Carnet de route

Merveilles de la Jonte, s'élever pour tutoyer les vautours

Sortie :  Weekend escalade du 04/04/2015

Le 14/04/2015 par Jean Charles Royer

Non, vous n’allez pas lire un documentaire animalier, mais le récit d’un formidable weekend d’escalade, organisé et encadré de main de maître. Et d’une ambiance géniale pour notre groupe de cinq. De très beaux souvenirs.

 

Pour ce weekend de Pâques, Laurent FESNIN  proposait en effet d’aller grimper dans les gorges de la Jonte, petite rivière de Lozère qui se jette dans le Tarn, et dont la vallée est dominée par de superbes falaises de calcaire orangé, partie intégrante du causse Méjean.

 

Le trajet de moins de cinq heures (presque uniquement sur autoroute, donc facile) nous amenait vendredi soir dans les gorges du Tarn, où nous prenions possession d’un mobil-home tout neuf (super bonne idée comme hébergement : abordable, au sec et au chaud, convivial).

 

Samedi, le ciel étant couvert et le vent plutôt frisquet, nous décidions de découvrir les falaises de Meyrueis, couennes de 20-30 m assez plaisantes pour cette première journée (cotation 4c à 7c). Une belle variété de voies pour commencer ce weekend et répéter quelques manips de base.

 

Le passage par le café de Meyrueis nous a permis d’en savoir un peu plus sur l’activité locale et la rudesse des hivers (le patron nous a conté, avec son accent bien languedocien, les joies de la Lozère dépeuplée mais aussi les charmes de cette région l’été).

 

Après un apéritif joyeux arrosé de San Pellegrino (notre pétillant du weekend), dîner léger (la notion de relativité prend tout son sens ici ) pour reprendre des forces, avant de s’attaquer à un problème de géométrie qui a bien animé les débats (niveau 4ème, quand même).

 

Dimanche, le soleil montrait ses premiers rayons.
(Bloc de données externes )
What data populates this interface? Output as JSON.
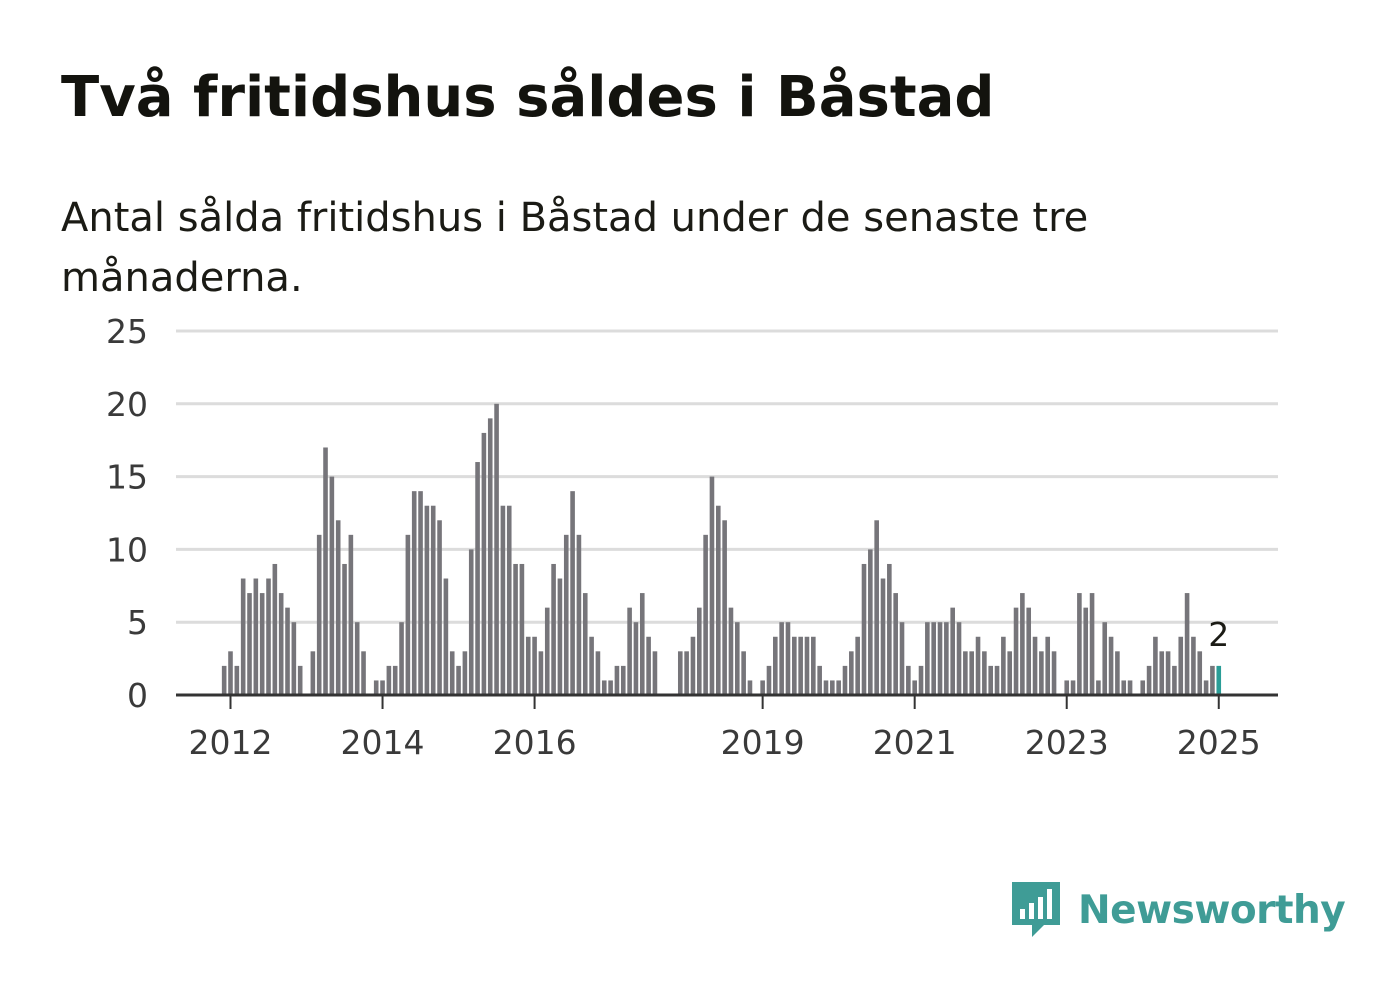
{
  "title": "Två fritidshus såldes i Båstad",
  "subtitle": "Antal sålda fritidshus i Båstad under de senaste tre månaderna.",
  "brand": {
    "name": "Newsworthy",
    "icon": "newsworthy-logo-icon",
    "color": "#3f9c96"
  },
  "colors": {
    "bar": "#76757a",
    "highlight": "#2a9d97",
    "grid": "#dcdcdc",
    "axis": "#333333"
  },
  "chart_data": {
    "type": "bar",
    "ylim": [
      0,
      25
    ],
    "y_ticks": [
      0,
      5,
      10,
      15,
      20,
      25
    ],
    "x_ticks": [
      "2012",
      "2014",
      "2016",
      "2019",
      "2021",
      "2023",
      "2025"
    ],
    "grid": true,
    "legend": "none",
    "annotation": {
      "text": "2",
      "target": "last-bar"
    },
    "start": "2011-12",
    "end": "2025-01",
    "values": [
      2,
      3,
      2,
      8,
      7,
      8,
      7,
      8,
      9,
      7,
      6,
      5,
      2,
      null,
      3,
      11,
      17,
      15,
      12,
      9,
      11,
      5,
      3,
      null,
      1,
      1,
      2,
      2,
      5,
      11,
      14,
      14,
      13,
      13,
      12,
      8,
      3,
      2,
      3,
      10,
      16,
      18,
      19,
      20,
      13,
      13,
      9,
      9,
      4,
      4,
      3,
      6,
      9,
      8,
      11,
      14,
      11,
      7,
      4,
      3,
      1,
      1,
      2,
      2,
      6,
      5,
      7,
      4,
      3,
      null,
      null,
      null,
      3,
      3,
      4,
      6,
      11,
      15,
      13,
      12,
      6,
      5,
      3,
      1,
      null,
      1,
      2,
      4,
      5,
      5,
      4,
      4,
      4,
      4,
      2,
      1,
      1,
      1,
      2,
      3,
      4,
      9,
      10,
      12,
      8,
      9,
      7,
      5,
      2,
      1,
      2,
      5,
      5,
      5,
      5,
      6,
      5,
      3,
      3,
      4,
      3,
      2,
      2,
      4,
      3,
      6,
      7,
      6,
      4,
      3,
      4,
      3,
      null,
      1,
      1,
      7,
      6,
      7,
      1,
      5,
      4,
      3,
      1,
      1,
      null,
      1,
      2,
      4,
      3,
      3,
      2,
      4,
      7,
      4,
      3,
      1,
      2,
      2
    ],
    "highlight_last": 1
  }
}
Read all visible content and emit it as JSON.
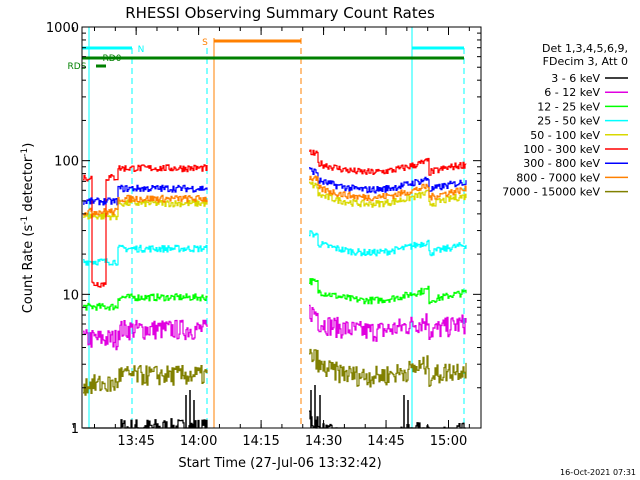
{
  "chart_data": {
    "type": "line",
    "title": "RHESSI Observing Summary Count Rates",
    "xlabel": "Start Time (27-Jul-06 13:32:42)",
    "ylabel_main": "Count Rate (s",
    "ylabel_sup1": "-1",
    "ylabel_mid": " detector",
    "ylabel_sup2": "-1",
    "ylabel_end": ")",
    "yscale": "log",
    "ylim": [
      1,
      1000
    ],
    "xlim_minutes": [
      13.53,
      15.13
    ],
    "xticks": [
      {
        "label": "13:45",
        "t": 13.75
      },
      {
        "label": "14:00",
        "t": 14.0
      },
      {
        "label": "14:15",
        "t": 14.25
      },
      {
        "label": "14:30",
        "t": 14.5
      },
      {
        "label": "14:45",
        "t": 14.75
      },
      {
        "label": "15:00",
        "t": 15.0
      }
    ],
    "yticks": [
      {
        "label": "1",
        "v": 1
      },
      {
        "label": "10",
        "v": 10
      },
      {
        "label": "100",
        "v": 100
      },
      {
        "label": "1000",
        "v": 1000
      }
    ],
    "legend_header": [
      "Det 1,3,4,5,6,9,",
      "FDecim 3, Att 0"
    ],
    "series": [
      {
        "name": "3 - 6 keV",
        "color": "#000000",
        "level1": 1.0,
        "level2": 1.0
      },
      {
        "name": "6 - 12 keV",
        "color": "#e000e0",
        "level1": 5.5,
        "level2": 6.5
      },
      {
        "name": "12 - 25 keV",
        "color": "#00ff00",
        "level1": 9.5,
        "level2": 11.0
      },
      {
        "name": "25 - 50 keV",
        "color": "#00ffff",
        "level1": 22,
        "level2": 25
      },
      {
        "name": "50 - 100 keV",
        "color": "#d8d800",
        "level1": 48,
        "level2": 58
      },
      {
        "name": "100 - 300 keV",
        "color": "#ff0000",
        "level1": 88,
        "level2": 100
      },
      {
        "name": "300 - 800 keV",
        "color": "#0000ff",
        "level1": 62,
        "level2": 74
      },
      {
        "name": "800 - 7000 keV",
        "color": "#ff8000",
        "level1": 52,
        "level2": 65
      },
      {
        "name": "7000 - 15000 keV",
        "color": "#808000",
        "level1": 2.5,
        "level2": 3.0
      }
    ],
    "flags": [
      {
        "label": "N",
        "color": "#00ffff"
      },
      {
        "label": "S",
        "color": "#ff8000"
      },
      {
        "label": "RD0",
        "color": "#008000"
      },
      {
        "label": "RDS",
        "color": "#008000"
      }
    ],
    "timestamp": "16-Oct-2021 07:31"
  }
}
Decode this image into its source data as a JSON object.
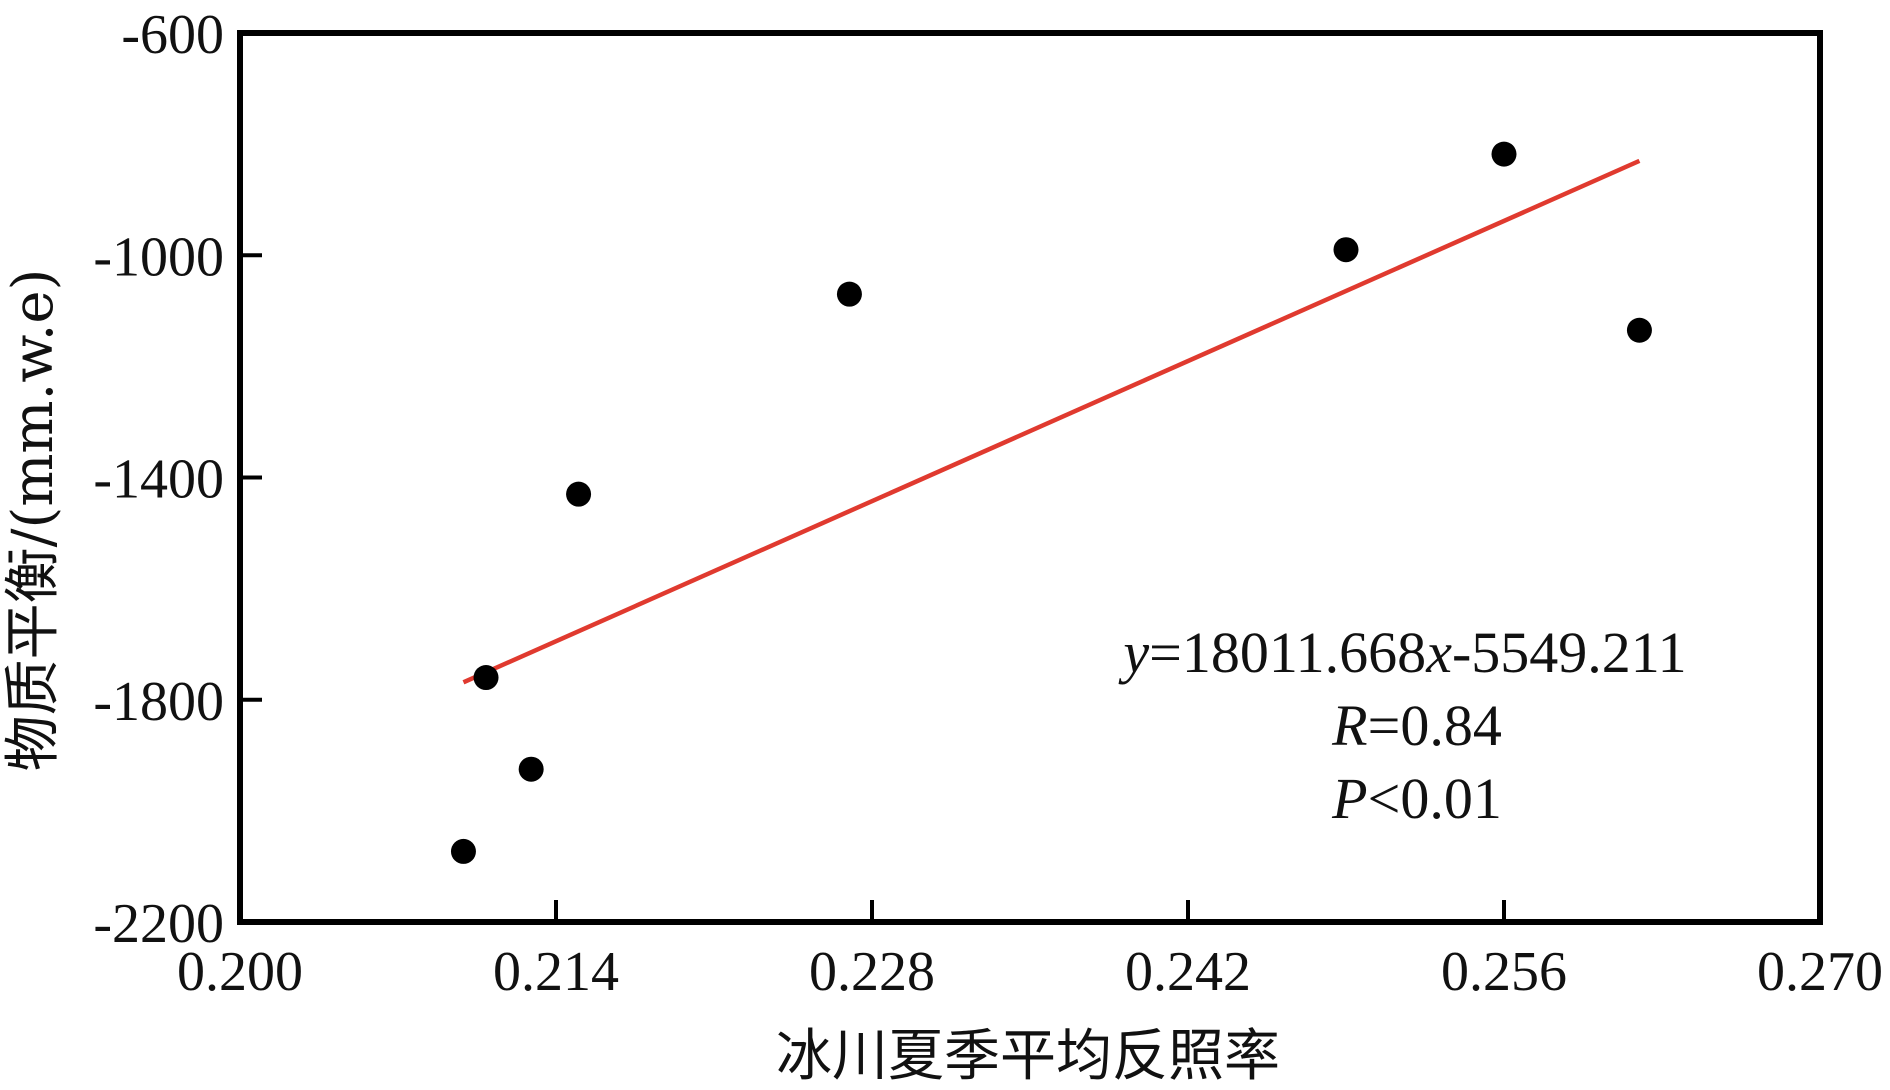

Temps agréable pour se lancer dans les voies de la Jonte. Une bonne marche d’approche nous amenait au pied des voies du secteur Bitard, l’un des plus abordables pour nous en termes de difficulté (5-6) avec un large choix de couennes et de grandes voies.

Laurent entraînait Philippe et Emmanuel dans la première grande voie du weekend : quatre longueurs dans le Jardin Enchanté, une belle ascension de 130 mètres. L’occasion de faire le point là également sur les manœuvres au relais, et d’acquérir de l’expérience pour les deux seconds de cordée, notamment l’espacement entre les points parfois assez important.

 

Pendant ce temps, Marie et moi testions des voies d’une longueur, assez variées, dominées par la masse impressionnante de la Roche Décollée. Beaucoup de grimpeur(se)s semblaient s’être donné rendez-vous dans ces voies abordables.

 

Laurent, redescendu de son Jardin (« suspendu », Emmanuel ?), nous précédait en tête dans l’ascension de Plaisirs de Cocagne, une voie de quatre longueurs également d’environ 100 mètres, pour attaquer le goûter. Escalade très variée, dalle à trous au départ, contournement d’une belle arrête, passage dans une faille et une fin assez coton sans prises où nous avons tous les trois dû chercher une solution assez longtemps. 

 

Quatre heures d’ascension et descente pour arriver au pied de la voie (enfin, un peu plus loin que prévu ) presque à la tombée de la nuit.

 

Lundi, grand soleil. Un temps idéal pour grimper et se lancer dans le Bitard, voie de quatre longueurs d’une centaine de mètres, elle aussi assez variée.

 

Départ sur un mur raide, seconde longueur en dalle avec travail très intéressant pour poser pieds et mains, dominée par une terrasse confortable pour le second relais, une longueur tout en fissure et une fin assez facile pour arriver sur une petite plateforme dominant la vallée. Petit bain de soleil.

 

Et là … juste lever les yeux : les vautours planaient à moins de 10 mètres autour de nous, spectacle magnifique.

 

Difficile de quitter le secteur sans tenter encore quelques voies d’une longueur. Laurent se lançait dans la première longueur de Vent Arctique (4 longueurs en 6a-6b). Mais cette partie très engagée était trop longue pour notre corde, impossible d’atteindre le relais. Une prochaine fois, c’est sûr. Car lorsqu’on a découvert la Jonte dans ces conditions, on n’a qu’une envie, y revenir très vite.

 

Merci à Laurent pour l’organisation tip-top et pour tous ses conseils et sa bienveillance dans les voies, à Marie pour son dynamisme et sa complicité (elle m’a sauvé la vie au bord du gouffre Emoji), à Philippe et Emmanuel pour leur bonne humeur et leur gentillesse.